Allowing you to do whatever you want is not the same as allowing everyone to do whatever they want. You can't understand free software from an egocentric view of the world. A non-free derivative will ultimately restrict someone's freedom, hence, considering it restricting freedom is perfectly applicable.
We could debate forever on the semantics of which is more free, but I don't think having the freedom to restrict the freedoms of others is going to encourage freedom.
It's not freedom in any sense of the word. The FSF is at best a fiefdom, but in all reality a dictatorship. Stallmans utopian future is more 1984 than any of the actors he accuses. This whole thing is bullshit.
Your freedom ends where it conflicts with the freedoms of others. At that point, clearly something needs curtailing and the question is what/how. The GPL is one resolution.
My freedom to swing my fist stops at the tip of your nose; my freedom to modify legalese surrounding GPL software stops when it would deprive others of their "four essential freedoms" (in the words of the FSF).
0. The freedom to run the program, for any purpose.
1. The freedom to study how the program works, and change it so it does your computing as you wish. Access to the source code is a precondition for this.
2. The freedom to redistribute copies so you can help your neighbor.
3. The freedom to distribute copies of your modified versions to others. By doing this you can give the whole community a chance to benefit from your changes.
If you don't believe that these are important and should be respected, then you shouldn't be licensing things under the GPL. If you believe these are more important than the restriction imposed, then releasing under a permissive license is not itself "restricting freedom", but all it is doing (compared to the GPL) is enabling "restricting freedom". When the only thing a change does is make a bad thing possible, it's still better not to make that change.
I find it somewhat interesting we have no viral license that protects freedom 0 and 1 in derivative works but allows adding additional restrictions that conflict with 2 and 3 (or don't, which would make it GPL compatible...).
That's a common misconception amongst software developers, but in fact its not your freedom that's being defended, its the users of software. So let's rephrase that:
Interesting that preventing users from doing something with a bit of software (e.g. selling non-free derivatives) is considered restricting freedom.
Kind of self evident when stated from the users point of view really.
I'd say more than 99.9% of them are 'using' GCC or clang, rather than 'developing' it, even if they are 'developers' using it to develop other software. So they're probably quite happy to have their rights as users privileged over their rights as developers in this particular case, particularly if it stops other developers from ruining things for them as users.
I compile my C source code with it, or other people's. I don't sell the programs that I write, or get paid for writing them - for those reasons I don't consider myself to be a software developer, most of my peers think I am wasting my time.

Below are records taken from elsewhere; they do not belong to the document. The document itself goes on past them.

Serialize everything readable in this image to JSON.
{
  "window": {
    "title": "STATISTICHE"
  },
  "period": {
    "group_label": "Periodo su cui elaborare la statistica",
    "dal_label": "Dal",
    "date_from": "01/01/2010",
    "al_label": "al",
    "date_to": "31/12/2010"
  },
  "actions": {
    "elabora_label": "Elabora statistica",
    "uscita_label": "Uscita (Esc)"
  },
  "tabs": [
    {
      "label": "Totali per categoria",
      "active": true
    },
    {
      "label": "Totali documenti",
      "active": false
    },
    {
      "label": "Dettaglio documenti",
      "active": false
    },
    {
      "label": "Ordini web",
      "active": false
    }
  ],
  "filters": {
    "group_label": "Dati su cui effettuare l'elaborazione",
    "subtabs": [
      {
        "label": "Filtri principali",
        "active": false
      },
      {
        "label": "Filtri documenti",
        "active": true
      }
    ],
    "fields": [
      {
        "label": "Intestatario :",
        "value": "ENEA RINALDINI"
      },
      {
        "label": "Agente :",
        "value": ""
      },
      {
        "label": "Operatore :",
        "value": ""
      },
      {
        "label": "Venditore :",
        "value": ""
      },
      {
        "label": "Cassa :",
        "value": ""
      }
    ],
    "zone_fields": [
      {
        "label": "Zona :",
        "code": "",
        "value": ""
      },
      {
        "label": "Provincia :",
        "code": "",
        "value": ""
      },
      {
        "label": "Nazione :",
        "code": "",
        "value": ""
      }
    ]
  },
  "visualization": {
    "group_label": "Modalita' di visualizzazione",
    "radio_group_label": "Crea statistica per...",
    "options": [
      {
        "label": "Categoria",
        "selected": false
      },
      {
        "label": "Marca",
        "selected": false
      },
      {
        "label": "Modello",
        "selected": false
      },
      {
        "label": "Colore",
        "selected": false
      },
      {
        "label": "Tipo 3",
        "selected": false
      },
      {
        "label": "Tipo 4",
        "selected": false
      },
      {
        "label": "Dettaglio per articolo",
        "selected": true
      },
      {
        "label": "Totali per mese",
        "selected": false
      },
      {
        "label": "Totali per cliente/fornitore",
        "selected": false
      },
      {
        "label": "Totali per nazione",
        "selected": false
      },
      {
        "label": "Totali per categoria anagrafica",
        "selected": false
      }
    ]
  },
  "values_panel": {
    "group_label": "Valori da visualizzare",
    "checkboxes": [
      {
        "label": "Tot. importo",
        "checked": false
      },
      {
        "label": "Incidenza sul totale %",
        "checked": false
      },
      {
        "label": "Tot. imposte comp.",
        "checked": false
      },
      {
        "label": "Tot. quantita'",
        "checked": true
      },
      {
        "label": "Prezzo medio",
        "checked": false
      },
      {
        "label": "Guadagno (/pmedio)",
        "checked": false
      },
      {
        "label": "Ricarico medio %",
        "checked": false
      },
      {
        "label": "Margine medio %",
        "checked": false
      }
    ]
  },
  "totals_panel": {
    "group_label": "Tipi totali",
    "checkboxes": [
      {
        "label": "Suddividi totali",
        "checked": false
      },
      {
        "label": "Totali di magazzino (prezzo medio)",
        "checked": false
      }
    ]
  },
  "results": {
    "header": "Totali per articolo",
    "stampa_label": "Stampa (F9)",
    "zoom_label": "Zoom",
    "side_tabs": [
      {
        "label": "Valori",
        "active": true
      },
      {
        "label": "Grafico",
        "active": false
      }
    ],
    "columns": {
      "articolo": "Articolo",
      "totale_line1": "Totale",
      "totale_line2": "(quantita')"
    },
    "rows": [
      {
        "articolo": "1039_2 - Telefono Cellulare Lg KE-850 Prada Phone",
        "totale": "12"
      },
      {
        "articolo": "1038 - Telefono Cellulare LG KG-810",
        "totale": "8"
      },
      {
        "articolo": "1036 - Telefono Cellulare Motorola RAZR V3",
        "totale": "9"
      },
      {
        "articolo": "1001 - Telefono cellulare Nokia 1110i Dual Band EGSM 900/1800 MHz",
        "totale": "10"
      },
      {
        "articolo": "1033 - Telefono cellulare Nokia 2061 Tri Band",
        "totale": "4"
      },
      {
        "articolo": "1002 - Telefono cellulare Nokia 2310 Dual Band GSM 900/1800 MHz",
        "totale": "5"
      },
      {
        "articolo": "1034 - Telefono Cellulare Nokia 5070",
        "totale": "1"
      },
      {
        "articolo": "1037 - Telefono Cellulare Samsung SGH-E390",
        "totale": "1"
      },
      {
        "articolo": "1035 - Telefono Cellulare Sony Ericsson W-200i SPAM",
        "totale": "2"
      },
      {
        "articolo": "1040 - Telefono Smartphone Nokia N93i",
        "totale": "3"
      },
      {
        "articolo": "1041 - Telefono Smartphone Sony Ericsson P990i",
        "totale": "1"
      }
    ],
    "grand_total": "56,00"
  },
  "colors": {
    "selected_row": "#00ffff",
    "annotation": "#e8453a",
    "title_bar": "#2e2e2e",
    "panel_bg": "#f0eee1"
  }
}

Exactly, if you read the whole thing it sounds like George Bush
> They have been supported by Apple, the company which hates our freedom so much that its app store for the ithings _requires_ all apps to be nonfree.
> The only code that helps us and not our adversaries is copylefted code. Free software released under a pushover license is available for us to use, but available to our adversaries just as well.
> If that enables GCC to "win", the victory would be hollow, because it would not be a victory for what really matters: users' freedom.
> The existence of LLVM is a terrible setback for our community precisely because it is not copylefted and can be used as the basis for nonfree compilers
I must thank you, I'm kind of flattered you think I'm that charismatic.
Sorry about the charismatic way I presented my views, perhaps I should have mentioned my penchant for eating the raw uncooked flesh of freshly slain animals to make it more clear as to whether I was intending to advocate views similar to Hitler.
Im sorry, my subtle way of apparently was too subtle. I was not comparing you to Hitler, but rather made an association fallacy in order to create an irrelevant association.
If there was any persuasion in it, it was to not use irrelevant association since it do not add anything beyond a appeal to emotion, spun around a fallacy. Hitler, like George Bush, creates a guilt by association while the association is irrelevant tied to the subject matter.
The result thus becomes a polite discussion around the more creative ways of eating meat.
This is a purely political decision: RMS wants gcc not only to be free software but he also wants it to be unusable to create non-free derivatives thus making it an active tool in furthering free software. clang undermines this because you can create non-free software based on it thus making it a tool that can easily be used to restrict freedom.